Model checking, model verification and debugging are the three methods to improve the correctness of a model or to find out potential errors in it.
Model checking checks the correctness of a model by means of formal property proving. This checking does not depend on individual experiments. The properties, such as reachable states and acceptable event lists, are always true for the model. Model verification checks the correctness of a model by means of multiple simulations. The common properties of those simulations are summarized and are regarded as properties of the model. For example, the states that are not entered in all those simulations are considered unreachable states of the model. However, this conclusion may not be correct because of the non-exhaustive sampling of all possible behaviors. In fact, to achieve 100% certainty for a single property, an infinite number of simulations are usually required. Those simulations exhaust all possible traces of the model simulation. This is, of course, impossible. As a result, model verification is less formal than model checking. Debugging is the least formal in this comparison, since it is responsible for only one simulation or one group of simulations. When an error occurs in a simulation, the debugger usually looks inside the faulty part of the model to locate the error. When a design error is discovered, the debugger tries to fix it without affecting the other parts.

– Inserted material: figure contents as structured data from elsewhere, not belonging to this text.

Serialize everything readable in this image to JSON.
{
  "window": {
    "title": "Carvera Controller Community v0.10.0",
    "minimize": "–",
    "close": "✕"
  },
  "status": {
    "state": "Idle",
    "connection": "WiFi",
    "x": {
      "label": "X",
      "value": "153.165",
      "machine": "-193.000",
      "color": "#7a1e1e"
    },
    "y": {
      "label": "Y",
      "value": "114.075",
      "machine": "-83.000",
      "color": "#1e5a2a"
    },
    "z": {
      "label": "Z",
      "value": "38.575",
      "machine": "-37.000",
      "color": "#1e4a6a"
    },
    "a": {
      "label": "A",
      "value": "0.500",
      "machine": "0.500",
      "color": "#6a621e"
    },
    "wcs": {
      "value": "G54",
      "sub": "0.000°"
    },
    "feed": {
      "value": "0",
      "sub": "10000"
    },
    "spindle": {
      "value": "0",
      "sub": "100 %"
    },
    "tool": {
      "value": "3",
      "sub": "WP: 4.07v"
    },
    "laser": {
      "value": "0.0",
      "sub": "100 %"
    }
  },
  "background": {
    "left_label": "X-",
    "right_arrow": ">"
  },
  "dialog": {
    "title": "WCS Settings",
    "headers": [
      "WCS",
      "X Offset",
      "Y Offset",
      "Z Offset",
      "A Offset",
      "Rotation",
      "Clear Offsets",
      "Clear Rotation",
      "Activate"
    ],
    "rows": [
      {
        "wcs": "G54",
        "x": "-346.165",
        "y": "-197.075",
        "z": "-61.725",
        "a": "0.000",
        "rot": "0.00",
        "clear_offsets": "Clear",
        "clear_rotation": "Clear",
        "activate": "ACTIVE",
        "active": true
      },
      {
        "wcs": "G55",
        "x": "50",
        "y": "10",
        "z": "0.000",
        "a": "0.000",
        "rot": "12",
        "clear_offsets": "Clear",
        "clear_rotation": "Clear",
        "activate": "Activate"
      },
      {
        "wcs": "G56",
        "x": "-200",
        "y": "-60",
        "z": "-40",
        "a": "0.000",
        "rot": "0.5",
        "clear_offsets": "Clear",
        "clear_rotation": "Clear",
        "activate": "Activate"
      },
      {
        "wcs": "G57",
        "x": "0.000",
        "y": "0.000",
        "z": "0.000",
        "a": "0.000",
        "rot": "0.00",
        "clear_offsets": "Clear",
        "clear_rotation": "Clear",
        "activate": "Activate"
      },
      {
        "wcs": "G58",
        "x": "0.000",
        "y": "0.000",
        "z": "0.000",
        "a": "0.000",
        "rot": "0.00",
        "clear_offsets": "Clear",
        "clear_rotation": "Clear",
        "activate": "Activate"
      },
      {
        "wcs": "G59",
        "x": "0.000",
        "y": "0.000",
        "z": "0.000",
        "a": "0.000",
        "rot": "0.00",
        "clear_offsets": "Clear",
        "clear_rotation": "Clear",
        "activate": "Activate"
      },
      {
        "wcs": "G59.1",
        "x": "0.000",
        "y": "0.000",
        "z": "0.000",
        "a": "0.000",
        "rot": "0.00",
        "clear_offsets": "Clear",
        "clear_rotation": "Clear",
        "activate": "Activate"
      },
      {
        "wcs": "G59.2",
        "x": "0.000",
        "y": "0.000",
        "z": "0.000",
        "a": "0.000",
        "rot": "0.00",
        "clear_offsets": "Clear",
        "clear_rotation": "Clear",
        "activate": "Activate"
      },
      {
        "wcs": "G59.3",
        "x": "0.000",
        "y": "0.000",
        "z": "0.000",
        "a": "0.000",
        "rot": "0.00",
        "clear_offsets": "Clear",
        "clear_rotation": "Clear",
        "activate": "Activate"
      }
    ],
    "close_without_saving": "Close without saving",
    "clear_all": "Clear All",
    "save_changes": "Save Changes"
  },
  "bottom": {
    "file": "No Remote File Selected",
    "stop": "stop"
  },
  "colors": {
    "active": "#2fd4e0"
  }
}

However, this is usually impossible, and the result of this modification becomes unpredictable.
This chapter mainly discusses model verification, as it is the most well-studied approach. Our paper on consistency checking [40] contains a general discussion and an example of model verification with SVM. Formal model checking of DCharts is interesting and useful for many applications. It will be studied in the future. Debugging of DCharts models in the SVM simulator has been discussed in the previous chapter.